Si uno aguza la mirada es posible observar no solo letreros y estos frutos de la tierra, también contemplar a un hombre mayor en camisa a cuadros, sentado bien derechito en una silla de madera, con las montañas al fondo y una dignidad serena, mirando a la nada, en espera de que alguien se detenga y le compre ajos. O más delante, a dos mujeres y una bebé en una carriola, resguardadas del sol en una enramada, a un lado de sus ajos.
Son seis meses los que tarda la tierra en dar los ajos, dice José Moreno. Y señala detrás suyo. Allá, al fondo está el ejido Las Coloradas, de donde proviene todo lo que hay en esta carretera.
Y Felícitas Moreno dice que a este ajo no le ponen químicos y dejan descansar la tierra seis meses, para luego volver a sembrar. Por eso es tan bueno este ajo. Y les dura todo el año en buen estado, a diferencia de los que venden en otros lados, porque les ponen fertilizantes y químicos y a los tres meses “ya se andan echando a perder o tienen hongos”.
José dice que los traileros compran las cabezas de ajo más pequeñitas, esas que cuando se siembran, casi no se les remueve la tierra, entonces la tierra las aprisiona y no deja que desarrollen tanto tamaño, así pueden tomarlas como pequeñas píldoras para una infinidad de males y tratamientos.
Felícitas tiene 31 años vendiendo ajo, y dice que antes era más fácil cultivarlo porque el agua de los ríos bajaba de las montañas por entre los cañones y llegaba bien, pero luego que se propusieron entubarla, tienen qué revisar a cada rato que las tuberías no se rompan, o también, que no las rompan, para que el agua llegue hasta la siembra y los invernaderos que tienen.
Hasta estos parajes vienen del mercado de abastos de Monterrey, además de los automovilistas o los traileros. Miramos las hileras de ajos, algunas todavía tienen algo de tierra entre los dientes. Le compro algo pequeñito que es bastante para mí: dos trenzas pequeñas por 50 pesos a José. Pero también hay trenzas mucho más largas de 60 pesos hasta 180 pesos.
Pensar que el ajo está creciendo en la tierra, que piensa y piensa mientras las manos de sus sembradores de vez en vez remueven la tierra, la ablandan para que pueda extenderse hasta formar coronas muy grandes y blancas.
Pensar que como en el norte de Saltillo, por estos montes corrían arroyos que ahora corren en tubos de acero. Que ahora, mientras venden ajo lo que resta del año, los habitantes de Las Coloradas cultivan maíz y acelgas.

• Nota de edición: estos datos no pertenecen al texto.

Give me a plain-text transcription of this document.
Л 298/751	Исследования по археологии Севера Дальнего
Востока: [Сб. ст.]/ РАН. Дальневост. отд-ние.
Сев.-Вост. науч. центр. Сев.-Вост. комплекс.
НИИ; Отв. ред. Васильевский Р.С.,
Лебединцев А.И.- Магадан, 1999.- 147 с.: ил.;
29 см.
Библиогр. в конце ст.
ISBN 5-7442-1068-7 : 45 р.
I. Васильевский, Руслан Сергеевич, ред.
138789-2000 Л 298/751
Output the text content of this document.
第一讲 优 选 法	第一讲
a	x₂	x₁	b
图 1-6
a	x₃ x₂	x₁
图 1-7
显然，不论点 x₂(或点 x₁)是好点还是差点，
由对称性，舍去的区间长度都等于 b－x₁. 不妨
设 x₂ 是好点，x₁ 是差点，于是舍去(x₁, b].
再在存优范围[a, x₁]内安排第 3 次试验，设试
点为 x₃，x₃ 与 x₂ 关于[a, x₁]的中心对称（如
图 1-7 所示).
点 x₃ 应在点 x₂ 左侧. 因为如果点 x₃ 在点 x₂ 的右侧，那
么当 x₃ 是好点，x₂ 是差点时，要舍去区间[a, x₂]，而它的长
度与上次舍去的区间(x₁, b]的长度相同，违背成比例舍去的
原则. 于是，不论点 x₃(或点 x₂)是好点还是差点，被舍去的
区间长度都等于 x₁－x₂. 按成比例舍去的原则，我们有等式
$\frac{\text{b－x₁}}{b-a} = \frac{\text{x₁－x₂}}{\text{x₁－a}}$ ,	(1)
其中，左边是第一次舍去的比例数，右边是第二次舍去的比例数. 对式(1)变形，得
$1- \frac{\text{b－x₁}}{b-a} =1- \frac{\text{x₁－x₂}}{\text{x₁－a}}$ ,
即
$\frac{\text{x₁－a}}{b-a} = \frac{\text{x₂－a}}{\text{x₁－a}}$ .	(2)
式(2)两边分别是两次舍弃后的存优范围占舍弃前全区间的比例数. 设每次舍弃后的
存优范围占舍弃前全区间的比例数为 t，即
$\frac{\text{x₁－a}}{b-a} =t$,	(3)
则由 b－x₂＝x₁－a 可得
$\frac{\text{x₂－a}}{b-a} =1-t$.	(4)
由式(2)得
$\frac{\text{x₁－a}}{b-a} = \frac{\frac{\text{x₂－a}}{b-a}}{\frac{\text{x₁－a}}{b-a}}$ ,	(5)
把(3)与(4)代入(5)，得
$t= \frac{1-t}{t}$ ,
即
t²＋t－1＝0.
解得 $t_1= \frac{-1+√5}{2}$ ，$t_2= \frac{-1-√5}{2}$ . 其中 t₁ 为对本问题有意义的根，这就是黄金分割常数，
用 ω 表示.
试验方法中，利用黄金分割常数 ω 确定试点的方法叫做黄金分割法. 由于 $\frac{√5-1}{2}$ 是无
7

Ver que traen en su piel el sol a plomo y el cariño por el ajo, ese aroma que da salud a la mesa.
Si tiene tiempo, querido lector, deténgase un rato y compre ajos. Son libres de químicos, están baratos; el dinero por entero llegará a quienes los cultivan. Y de paso disfrute la belleza de los letreros y el tejido de los tallos verdes de los ajos, que va perdiendo color hasta lucir el tono de las trenzas de nuestra abuela, en un café muy claro, o casi gris, cuando ya no queda nada de infancia, pero sí mucho sabor y mucha vida.